Azure Blob Storage mirrors the S3 experience but keeps data inside your Azure subscription. BlockDB writes archives into an ADLS Gen2 container using a dedicated service principal so you can pipe the files into Synapse, Fabric, or Databricks.

Delivery Specs

  • Containers: One per environment (e.g., blockdb-prod-archives).

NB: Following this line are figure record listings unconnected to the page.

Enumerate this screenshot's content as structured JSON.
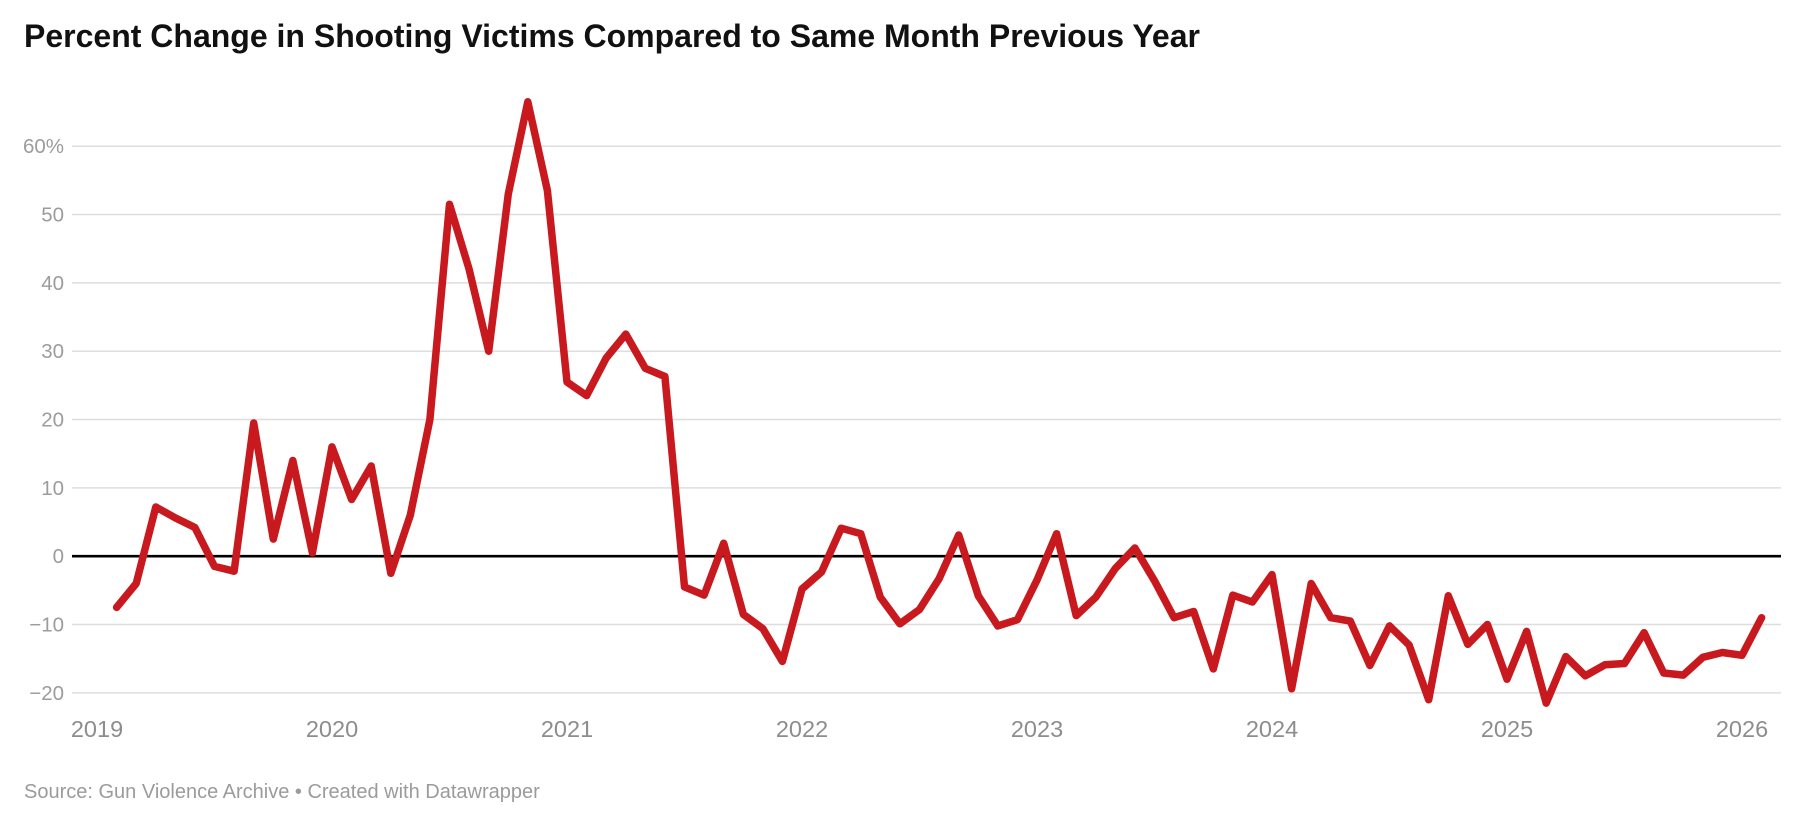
{
  "header": {
    "title": "Percent Change in Shooting Victims Compared to Same Month Previous Year"
  },
  "footer": {
    "source_line": "Source: Gun Violence Archive • Created with Datawrapper"
  },
  "chart_data": {
    "type": "line",
    "title": "Percent Change in Shooting Victims Compared to Same Month Previous Year",
    "xlabel": "",
    "ylabel": "",
    "unit": "%",
    "ylim": [
      -20,
      60
    ],
    "grid": "horizontal",
    "legend": "none",
    "line_color": "#c8191f",
    "grid_color": "#dedede",
    "zero_line_color": "#000000",
    "x_axis": {
      "years": [
        "2019",
        "2020",
        "2021",
        "2022",
        "2023",
        "2024",
        "2025",
        "2026"
      ]
    },
    "y_axis": {
      "ticks": [
        {
          "value": -20,
          "label": "−20"
        },
        {
          "value": -10,
          "label": "−10"
        },
        {
          "value": 0,
          "label": "0"
        },
        {
          "value": 10,
          "label": "10"
        },
        {
          "value": 20,
          "label": "20"
        },
        {
          "value": 30,
          "label": "30"
        },
        {
          "value": 40,
          "label": "40"
        },
        {
          "value": 50,
          "label": "50"
        },
        {
          "value": 60,
          "label": "60%"
        }
      ]
    },
    "x": [
      "2019-02",
      "2019-03",
      "2019-04",
      "2019-05",
      "2019-06",
      "2019-07",
      "2019-08",
      "2019-09",
      "2019-10",
      "2019-11",
      "2019-12",
      "2020-01",
      "2020-02",
      "2020-03",
      "2020-04",
      "2020-05",
      "2020-06",
      "2020-07",
      "2020-08",
      "2020-09",
      "2020-10",
      "2020-11",
      "2020-12",
      "2021-01",
      "2021-02",
      "2021-03",
      "2021-04",
      "2021-05",
      "2021-06",
      "2021-07",
      "2021-08",
      "2021-09",
      "2021-10",
      "2021-11",
      "2021-12",
      "2022-01",
      "2022-02",
      "2022-03",
      "2022-04",
      "2022-05",
      "2022-06",
      "2022-07",
      "2022-08",
      "2022-09",
      "2022-10",
      "2022-11",
      "2022-12",
      "2023-01",
      "2023-02",
      "2023-03",
      "2023-04",
      "2023-05",
      "2023-06",
      "2023-07",
      "2023-08",
      "2023-09",
      "2023-10",
      "2023-11",
      "2023-12",
      "2024-01",
      "2024-02",
      "2024-03",
      "2024-04",
      "2024-05",
      "2024-06",
      "2024-07",
      "2024-08",
      "2024-09",
      "2024-10",
      "2024-11",
      "2024-12",
      "2025-01",
      "2025-02",
      "2025-03",
      "2025-04",
      "2025-05",
      "2025-06",
      "2025-07",
      "2025-08",
      "2025-09",
      "2025-10",
      "2025-11",
      "2025-12",
      "2026-01",
      "2026-02"
    ],
    "values": [
      -7.5,
      -4.0,
      7.2,
      5.6,
      4.2,
      -1.5,
      -2.2,
      19.5,
      2.5,
      14.0,
      0.5,
      16.0,
      8.3,
      13.2,
      -2.5,
      6.0,
      20.0,
      51.5,
      42.0,
      30.0,
      53.0,
      66.5,
      53.5,
      25.5,
      23.5,
      29.0,
      32.5,
      27.5,
      26.3,
      -4.5,
      -5.7,
      1.9,
      -8.5,
      -10.6,
      -15.4,
      -4.8,
      -2.3,
      4.1,
      3.3,
      -6.0,
      -9.9,
      -7.8,
      -3.3,
      3.1,
      -5.8,
      -10.2,
      -9.3,
      -3.5,
      3.3,
      -8.7,
      -6.0,
      -1.8,
      1.2,
      -3.6,
      -9.0,
      -8.1,
      -16.5,
      -5.7,
      -6.7,
      -2.7,
      -19.4,
      -4.0,
      -9.0,
      -9.5,
      -16.0,
      -10.2,
      -13.0,
      -21.0,
      -5.8,
      -12.9,
      -10.0,
      -18.0,
      -11.0,
      -21.5,
      -14.7,
      -17.5,
      -15.9,
      -15.7,
      -11.2,
      -17.1,
      -17.4,
      -14.8,
      -14.1,
      -14.5,
      -9.0
    ]
  }
}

BlockDB targets a specific path such as /datasets/0101_blocks_v1/.
  • Authentication: OAuth client credentials (service principal) with Storage Blob Data Contributor on the container.
  • Formats: Parquet (recommended) or CSV; naming matches dataset_id=0101/date=2024-01-01/part-*.parquet.
  • Metadata: Manifests stored alongside the data with row counts, checksums, and _tracing_id ranges.

Provisioning Checklist

  1. Create the storage account (enable hierarchical namespace for ADLS Gen2).
  2. Register a service principal and grant it access to the container path.
  3. Share the tenant ID, client ID, and secret plus the target container URL with [email protected].
  4. Specify datasets, chains, and start/end timestamps; BlockDB schedules the first export drop.

Integrating Downstream

  • Use Synapse Pipelines or Azure Data Factory to copy the data into dedicated SQL pools.
  • Mount the container to Databricks and hydrate tables defined in /BlockDb.Postgres.Tables.Public.
  • Monitor ingestion by reading the manifest blobs and reconciling counts with your warehouse.
If you enforce customer-managed keys, grant the service principal get permissions on the Key Vault secret so BlockDB can encrypt uploads.